Nişantaşı kafesinden Osmanlı geleneğine

Nobel ödüllü yazar Orhan Pamuk, Nişantaşı'ndaki kafesinden çıktığını ve kendisini daha Türk ve Osmanlı geleneğine ait bir yazar olarak gördüğünü s&ou

07 Ekim 2009 03:00

Nobel ödüllü yazar Orhan Pamuk, Nişantaşı'ndaki kafesinden çıktığını ve kendisini daha Türk ve Osmanlı geleneğine ait bir yazar olarak gördüğünü söyledi.

Fransa'da sürmekte olan Türkiye Mevsimi kapsamında düzenlenen edebiyat etkinliklerine katılmak üzere Paris'e gelen Pamuk, Odeon Avrupa Tiyatrosu'nda Fransızca yayınlanan 'Öteki Renkler' kitabından pasajlar okudu.

Büyük ilgi gören okumaları takiben düzenlenen oturumda ise edebiyat dünyasına ilişkin açıklamalarda bulundu.
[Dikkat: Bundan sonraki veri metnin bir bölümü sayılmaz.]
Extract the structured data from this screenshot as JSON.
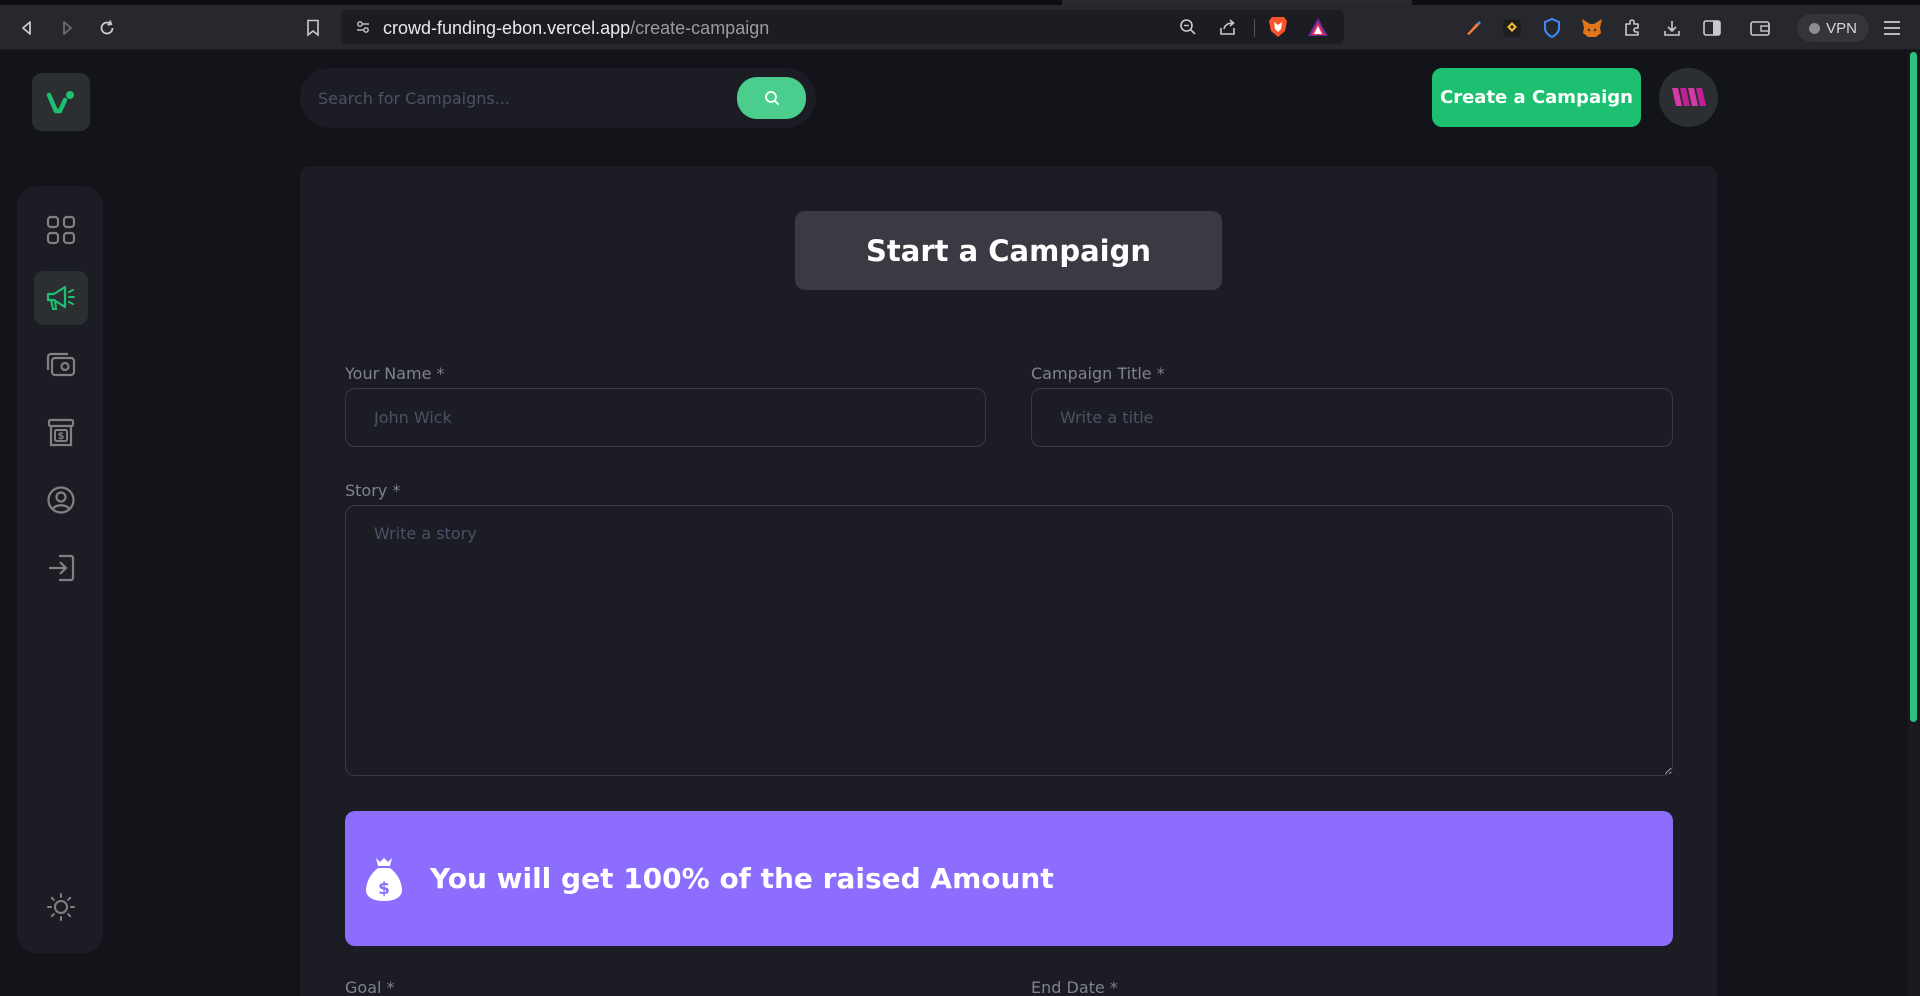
{
  "browser": {
    "url_host": "crowd-funding-ebon.vercel.app",
    "url_path": "/create-campaign",
    "vpn_label": "VPN"
  },
  "sidebar": {
    "items": [
      {
        "name": "dashboard",
        "icon": "grid-icon",
        "active": false
      },
      {
        "name": "campaign",
        "icon": "megaphone-icon",
        "active": true
      },
      {
        "name": "payment",
        "icon": "wallet-icon",
        "active": false
      },
      {
        "name": "withdraw",
        "icon": "cash-register-icon",
        "active": false
      },
      {
        "name": "profile",
        "icon": "user-circle-icon",
        "active": false
      },
      {
        "name": "logout",
        "icon": "logout-icon",
        "active": false
      }
    ],
    "theme_toggle_icon": "sun-icon"
  },
  "header": {
    "search_placeholder": "Search for Campaigns...",
    "create_label": "Create a Campaign"
  },
  "form": {
    "title": "Start a Campaign",
    "name_label": "Your Name *",
    "name_placeholder": "John Wick",
    "title_label": "Campaign Title *",
    "title_placeholder": "Write a title",
    "story_label": "Story *",
    "story_placeholder": "Write a story",
    "banner_text": "You will get 100% of the raised Amount",
    "goal_label": "Goal *",
    "end_date_label": "End Date *"
  },
  "colors": {
    "accent": "#1dc071",
    "search_button": "#4acd8d",
    "banner": "#8c6dfd",
    "card_bg": "#1c1c24",
    "page_bg": "#13131a"
  }
}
Orhan Pamuk, 1001 Gece Masalları'yla 7 yaşında tanıştığını, 10 yıl önce kitabı yeniden okuduğunu söyledi. "Huzursuzluk ve derin bir şeyle karşılaştım. Bir süre sonra karşılaştığım şeyin ne olduğunu anladım.

Çocukluğumda Binbir Gece Masalları'nı uzak Arap ülkelerinde, bize hiç benzemeyen egzotik yerlerde geçen bir kitap olarak okumuştum." diyen Pamuk, kitabı yeniden okurken değiştiğini fark ettiğini söyledi. Bu esnada Türkiye'yi tanıdığını ve "Nişantaşı'ndaki kafes hayatından kaçtığını" belirten yazar, "Kırk yılda kendimi daha yerel, daha Türk, Osmanlı geleneğine ait bir yazar olarak yeniden icat etmişim. Çocukluğumda İstanbul'un ayrıcalıklı zengin Nişantaşı semtinde Fransa'nın, Avrupa'nın bir parçasında yaşıyormuş zannediyordum." şeklinde konuştu. "Benim kuşağımın ve benden önceki kuşağın yazarlarının ilgilenmediği eserleri okudum ve bunlarla bir edebiyat yapmam gerektiğini düşündüm." diyen Pamuk, aradan geçen 40 yıldan sonra, İslâm geleneklerinden, tasavvuftan yararlandığını dile getirdi.

Pamuk, dün de Paris Belediyesi'nin Büyük Vermeil madalyasını aldı.